Sleep Is A Waste This Morning
It's 4:32am and the green glow of the digital alarm clock is the room's only light.
The black silence of early morning blankets my hilltop and begs to be acknowledged for its nothingness. Sleep seems a waste at a time like this.
Artificial light seems a waste as well so I feel my way around the kitchen to start the coffee and steal a cup halfway through the brewing. It's serious coffee but I'll need it as I wrap myself in a heavy jacket and step out onto the front porch with all senses on full alert.
What we have here is not only an absence of light but an absence of sound as well. The loudest noise of the morning is my tinnitus, gained 35 years ago on an afternoon in an old coal mine with friend Paul and a 44 magnum.
A dog, about half a mile away, west, calls for breakfast. It's a hound, tied. By its tone of voice, I'd guess fully resigned to life mostly on a chain.
There's a lone rooster.
South.
Andy Millers' I'd guess and now a second dog, also south. This one has the note of a free dog, a herding dog, likely the Burkholder's Bobby. It couldn't be their new dog, whose ribs were broken last week by one of the horses. That dog will not be barking for another week or two.
Won't be walking between a horse's legs either.
There's a horse in the pasture, not 20 yards from my porch table. Must be Ruby. She's been ostracized by the others since giving birth four months ago so she grazes alone. I'd never have guessed she was there until she sneezed.
If I use peripheral vision, I'm just able to separate her white stockinged feet and the black shape of her body against the graying pasture floor.

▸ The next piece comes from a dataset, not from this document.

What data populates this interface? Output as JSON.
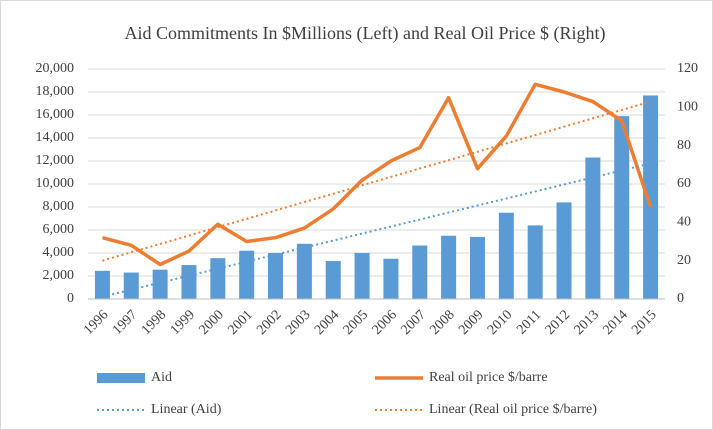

Now it's 6:20 and morning has sucked the heat out of the coffee as the shape of the pasture hill begins to separate itself from the valley fog. Ruby moved to the east fence line and the other horses are congregated a quarter mile away on the horizon.
Ruby makes no overtures in their direction although she will later. Eventually her persistence will pay off and she'll be re-accepted into the clique.
Color has returned to the hill and all the horses have drifted out of sight. A few lumpy black piles are the only hint they've been nearby.
More dogs, more roosters and a bright orange lozenge of sun, coughed up by the eastern horizon, mean it's time to go pick up the morning paper.